How was static electricity rationalized before the discovery and understanding of electricity?

by old_man_gray

I'm sure that people were being shocked by static electricity and electricity in general long before Benjamin Franklin and his key. I'm just wondering what people thought it was or how they rationalized its occurrence.

Ragleur

One of mankind's earliest encounters with static electricity was with amber. I know nothing of the scientific side of things, but rubbing amber with cloth gives it a static electrical charge, causing it to attract lightweight things like hairs. The Greeks and Romans knew about this, and in fact it is the origin of the word electricity: the Latin electrum (borrowed from Greek elektron) means "amber." Source. The Ancient Persians, meanwhile, knew it as kah-ruba, which means something like "straw-snatcher." Source

Pliny the Elder talks about this effect in his Natural History (37.12):

When a vivifying heat has been imparted to it by rubbing it between the fingers, amber will attract chaff, dried leaves, and thin bark, just in the same way that the magnet attracts iron.

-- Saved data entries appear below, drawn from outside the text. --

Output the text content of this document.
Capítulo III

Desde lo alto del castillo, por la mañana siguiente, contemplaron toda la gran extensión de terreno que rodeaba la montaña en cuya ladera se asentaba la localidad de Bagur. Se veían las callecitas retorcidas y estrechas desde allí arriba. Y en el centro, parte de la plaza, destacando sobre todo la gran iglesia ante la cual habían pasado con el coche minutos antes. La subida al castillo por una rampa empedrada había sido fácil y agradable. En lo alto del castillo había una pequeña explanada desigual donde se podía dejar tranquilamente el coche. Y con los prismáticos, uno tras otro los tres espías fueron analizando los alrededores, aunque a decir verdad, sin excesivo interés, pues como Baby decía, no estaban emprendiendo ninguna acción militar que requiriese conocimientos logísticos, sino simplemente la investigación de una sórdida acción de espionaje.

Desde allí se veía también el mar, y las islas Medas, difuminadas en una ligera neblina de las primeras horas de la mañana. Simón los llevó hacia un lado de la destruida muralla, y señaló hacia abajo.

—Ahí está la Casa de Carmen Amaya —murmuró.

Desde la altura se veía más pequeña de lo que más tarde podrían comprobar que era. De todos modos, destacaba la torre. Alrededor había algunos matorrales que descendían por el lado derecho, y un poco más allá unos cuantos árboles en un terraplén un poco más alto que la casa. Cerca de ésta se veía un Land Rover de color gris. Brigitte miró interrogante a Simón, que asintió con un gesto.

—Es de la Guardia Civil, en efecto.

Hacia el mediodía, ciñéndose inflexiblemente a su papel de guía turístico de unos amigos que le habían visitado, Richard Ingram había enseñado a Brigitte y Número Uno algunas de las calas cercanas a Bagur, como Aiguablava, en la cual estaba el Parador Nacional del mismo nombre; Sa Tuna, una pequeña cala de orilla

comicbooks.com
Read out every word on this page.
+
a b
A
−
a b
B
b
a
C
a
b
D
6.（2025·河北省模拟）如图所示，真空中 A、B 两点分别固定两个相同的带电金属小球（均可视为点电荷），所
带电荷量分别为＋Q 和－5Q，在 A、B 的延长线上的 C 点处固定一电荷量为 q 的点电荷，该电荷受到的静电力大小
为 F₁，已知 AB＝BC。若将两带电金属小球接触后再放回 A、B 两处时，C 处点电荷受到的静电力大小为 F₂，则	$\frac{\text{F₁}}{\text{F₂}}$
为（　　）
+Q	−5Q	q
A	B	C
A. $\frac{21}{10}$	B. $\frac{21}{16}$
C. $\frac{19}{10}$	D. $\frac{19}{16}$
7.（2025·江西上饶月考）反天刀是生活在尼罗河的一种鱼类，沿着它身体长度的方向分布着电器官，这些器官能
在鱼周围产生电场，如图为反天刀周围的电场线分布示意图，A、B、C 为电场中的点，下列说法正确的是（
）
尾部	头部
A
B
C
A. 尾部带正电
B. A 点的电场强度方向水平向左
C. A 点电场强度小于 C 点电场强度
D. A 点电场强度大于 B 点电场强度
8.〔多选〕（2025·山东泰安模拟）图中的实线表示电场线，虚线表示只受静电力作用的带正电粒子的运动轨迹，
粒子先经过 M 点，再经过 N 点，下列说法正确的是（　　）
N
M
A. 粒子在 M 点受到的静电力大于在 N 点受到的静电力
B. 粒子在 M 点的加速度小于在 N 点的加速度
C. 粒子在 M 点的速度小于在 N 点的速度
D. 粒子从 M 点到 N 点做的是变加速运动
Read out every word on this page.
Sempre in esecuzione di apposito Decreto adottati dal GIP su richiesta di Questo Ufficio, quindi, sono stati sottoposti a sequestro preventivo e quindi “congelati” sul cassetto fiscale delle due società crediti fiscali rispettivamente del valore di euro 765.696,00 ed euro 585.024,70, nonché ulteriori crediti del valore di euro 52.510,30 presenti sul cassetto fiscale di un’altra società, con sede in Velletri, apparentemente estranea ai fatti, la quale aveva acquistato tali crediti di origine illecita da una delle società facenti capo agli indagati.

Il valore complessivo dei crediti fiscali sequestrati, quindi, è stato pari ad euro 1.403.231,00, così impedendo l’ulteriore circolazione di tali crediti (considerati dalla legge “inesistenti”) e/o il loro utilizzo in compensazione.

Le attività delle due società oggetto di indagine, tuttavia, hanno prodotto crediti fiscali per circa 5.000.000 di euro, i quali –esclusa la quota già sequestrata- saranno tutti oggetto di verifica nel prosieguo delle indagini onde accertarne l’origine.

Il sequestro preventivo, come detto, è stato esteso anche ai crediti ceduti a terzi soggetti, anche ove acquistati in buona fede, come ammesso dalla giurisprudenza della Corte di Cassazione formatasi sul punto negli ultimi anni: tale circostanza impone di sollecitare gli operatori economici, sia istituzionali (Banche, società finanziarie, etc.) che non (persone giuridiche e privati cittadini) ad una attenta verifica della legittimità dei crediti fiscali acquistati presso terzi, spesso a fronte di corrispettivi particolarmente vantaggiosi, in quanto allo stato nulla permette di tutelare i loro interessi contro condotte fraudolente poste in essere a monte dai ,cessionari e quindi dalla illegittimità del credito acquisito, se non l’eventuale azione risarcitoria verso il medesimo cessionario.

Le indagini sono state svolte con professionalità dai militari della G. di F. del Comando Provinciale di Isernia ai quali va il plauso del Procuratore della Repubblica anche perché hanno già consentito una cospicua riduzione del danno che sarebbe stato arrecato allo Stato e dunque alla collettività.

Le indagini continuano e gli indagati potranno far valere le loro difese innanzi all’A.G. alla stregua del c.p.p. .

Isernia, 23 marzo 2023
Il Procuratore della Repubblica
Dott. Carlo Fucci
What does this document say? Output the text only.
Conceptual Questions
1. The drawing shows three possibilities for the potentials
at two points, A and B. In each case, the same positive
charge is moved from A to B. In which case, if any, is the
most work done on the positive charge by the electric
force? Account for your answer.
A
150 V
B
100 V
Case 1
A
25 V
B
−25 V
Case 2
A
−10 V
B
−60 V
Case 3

We now know that it's not the heat that creates the static charge, but the friction. (Someone else can explain it better, I'm no physicist!)

But anyway, Pliny tells a number of stories that he has heard regarding the origin of amber, all of which he dismisses immediately, favoring the (correct) theory that amber is hardened tree sap. But this story in particular is interesting:

After Phaƫthon had been struck by lightning, his sisters, they tell us, became changed into poplars, which every year shed their tears upon the banks of the Eridanus, a river known to us as the "Padus." To these tears was given the name of "electrum," from the circumstance that the Sun was usually called "elector."

Evidently, this myth was been created by the Greeks to explain the existence of amber. The facts that lightning is involved in the story and that amber has electrical properties could be connected, or the color of amber might be the connection. Who knows!

dont_get_it

A scientific point about this question is that domestic sources of static would be rarer. There were no synthetic fibres, plastics etc. and metal door handles to shock yourself on were rarer.

Therefore I would not be surprised if the phenomenon was rarely witnessed except by those playing with amber & wool having read or heard about this trick. That last point is speculative, but confirmation requires a combination of scientific and historical expertise.